How are the scales marked in the exam? Is it essential to have the "correct" fingering?
Another thought, - how about teaching her some of the 'black note' scales - this may help her to get used to using differnent fingers simultaneously
Get her to think about patterns of fingering related to the black notes - 234 for groups of 3, 23 for groups of 2.
E F GRH: 3 1 2LH: 3 2 1
This student MUST use the traditional fingering as it is a basis for fingering of many scales.
There is no rule of fingering that is violated by playing C major 1234123. It is absolutely just as good.
If she is going wrong only in the second octave, get her to play up the scale and land on the second F and stop there, concentrating on landing on the right fingering on that note.
I always show the clusters (as mentioned earlier) in this AND arpeggios; if you show how the hand should look based on where the thumb is, you should have two 123 clusters, and two 1234 clusters. -----Also, make sure that the student isn't just saying "ya ok, that makes sense" then goes home for a week practicing with the wrong fingering, forgetting everything you said during the lesson/wrote in the notebook. I've had a girl do that so many weeks in a row, that I actually wrote in her notebook "check off here if you read the note book this week", and sure enough no check mark. She's the kind of student who will totally forget any method you bring to the lesson, stumble through scales/pieces/whatever ONCE a day and consider that ample practicing.
using 1234123 makes the end of scales played with the 4th which seems strange. Also never using the 5th can't be good.
But no. You do 12312341, or 12341231, it makes no difference.
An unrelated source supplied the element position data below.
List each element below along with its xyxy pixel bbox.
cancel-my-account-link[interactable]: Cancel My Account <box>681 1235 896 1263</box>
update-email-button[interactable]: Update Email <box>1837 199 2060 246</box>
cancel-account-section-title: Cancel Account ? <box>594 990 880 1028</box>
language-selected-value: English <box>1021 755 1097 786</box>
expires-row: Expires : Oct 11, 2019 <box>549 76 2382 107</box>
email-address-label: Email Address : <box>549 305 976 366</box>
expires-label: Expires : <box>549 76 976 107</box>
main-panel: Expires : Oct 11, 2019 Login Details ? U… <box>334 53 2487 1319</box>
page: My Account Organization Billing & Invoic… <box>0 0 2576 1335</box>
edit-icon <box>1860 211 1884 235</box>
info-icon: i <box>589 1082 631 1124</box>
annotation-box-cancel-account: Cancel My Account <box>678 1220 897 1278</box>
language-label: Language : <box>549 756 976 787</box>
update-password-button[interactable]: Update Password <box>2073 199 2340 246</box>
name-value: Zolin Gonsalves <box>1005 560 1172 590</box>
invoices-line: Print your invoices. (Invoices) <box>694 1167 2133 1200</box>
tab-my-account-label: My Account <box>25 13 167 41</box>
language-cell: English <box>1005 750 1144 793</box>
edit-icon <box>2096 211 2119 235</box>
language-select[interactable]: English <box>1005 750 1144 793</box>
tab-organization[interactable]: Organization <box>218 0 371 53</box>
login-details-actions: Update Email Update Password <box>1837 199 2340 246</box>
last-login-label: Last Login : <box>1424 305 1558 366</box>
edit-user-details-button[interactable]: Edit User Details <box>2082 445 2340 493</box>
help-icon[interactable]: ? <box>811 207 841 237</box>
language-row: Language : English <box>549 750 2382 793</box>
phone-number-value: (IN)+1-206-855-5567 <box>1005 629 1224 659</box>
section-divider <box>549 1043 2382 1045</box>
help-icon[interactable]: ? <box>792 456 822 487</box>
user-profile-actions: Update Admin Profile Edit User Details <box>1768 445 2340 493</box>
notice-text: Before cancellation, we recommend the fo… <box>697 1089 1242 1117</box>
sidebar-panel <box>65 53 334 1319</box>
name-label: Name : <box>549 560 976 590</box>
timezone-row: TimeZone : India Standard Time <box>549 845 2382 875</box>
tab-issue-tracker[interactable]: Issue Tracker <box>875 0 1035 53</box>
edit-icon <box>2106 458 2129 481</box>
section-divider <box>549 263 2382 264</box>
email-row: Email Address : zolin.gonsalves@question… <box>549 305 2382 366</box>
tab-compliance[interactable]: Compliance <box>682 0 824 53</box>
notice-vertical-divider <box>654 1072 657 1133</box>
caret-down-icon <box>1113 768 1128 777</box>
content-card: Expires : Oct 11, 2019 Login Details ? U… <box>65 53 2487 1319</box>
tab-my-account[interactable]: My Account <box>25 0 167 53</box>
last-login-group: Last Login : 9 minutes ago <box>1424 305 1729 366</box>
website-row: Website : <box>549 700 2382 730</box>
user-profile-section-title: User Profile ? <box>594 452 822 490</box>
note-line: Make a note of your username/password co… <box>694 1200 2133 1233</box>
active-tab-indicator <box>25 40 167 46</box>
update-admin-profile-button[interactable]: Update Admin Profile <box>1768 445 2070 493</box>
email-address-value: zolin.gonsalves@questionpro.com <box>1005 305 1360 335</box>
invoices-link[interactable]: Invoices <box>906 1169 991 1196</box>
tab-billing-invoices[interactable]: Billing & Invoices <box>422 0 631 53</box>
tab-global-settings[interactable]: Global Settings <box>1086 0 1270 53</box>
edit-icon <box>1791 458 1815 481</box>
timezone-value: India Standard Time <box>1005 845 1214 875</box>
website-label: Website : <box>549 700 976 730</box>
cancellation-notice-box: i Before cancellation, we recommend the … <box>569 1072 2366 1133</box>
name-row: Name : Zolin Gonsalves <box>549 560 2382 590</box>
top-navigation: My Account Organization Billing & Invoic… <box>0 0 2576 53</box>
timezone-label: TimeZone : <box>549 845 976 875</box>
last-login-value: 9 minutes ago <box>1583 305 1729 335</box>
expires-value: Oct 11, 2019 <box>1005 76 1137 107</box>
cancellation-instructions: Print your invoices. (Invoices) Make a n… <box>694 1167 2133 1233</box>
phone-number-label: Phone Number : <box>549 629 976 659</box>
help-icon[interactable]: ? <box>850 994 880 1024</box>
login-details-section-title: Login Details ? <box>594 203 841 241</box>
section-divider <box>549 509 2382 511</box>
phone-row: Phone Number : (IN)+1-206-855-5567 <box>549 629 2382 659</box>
If you are determined to teach the standard fingering, and also determined to teach HT scales, here is an approach that will work.The more I think about this one the more I think the difficulty is in hand coordination, not fingering order. I like HS scales, I think there are more things to be learned that way by far than HT. But, try this. Do this scale HT in two note fragments, all the way up, many many repetitions. E.g., CDCDCDCDCD etc. with both hands together. Then DEDEDEDEDE etc. You can do them very very fast and crank out a hundred in a few seconds. All the way up. Then start over in three note fragments. CDECDECDECDECDE. DEFDEF etc. When they come easily quit early, the hard ones need a little extra work. Four note fragments. Five. etc. This will take a long time the first day. Probably a whole lesson period, if you decided to spend the lesson time. But once would be enough to thoroughly learn this scale. And because the hands have been forced into coordination, the right hand will never again diverge on the second octave.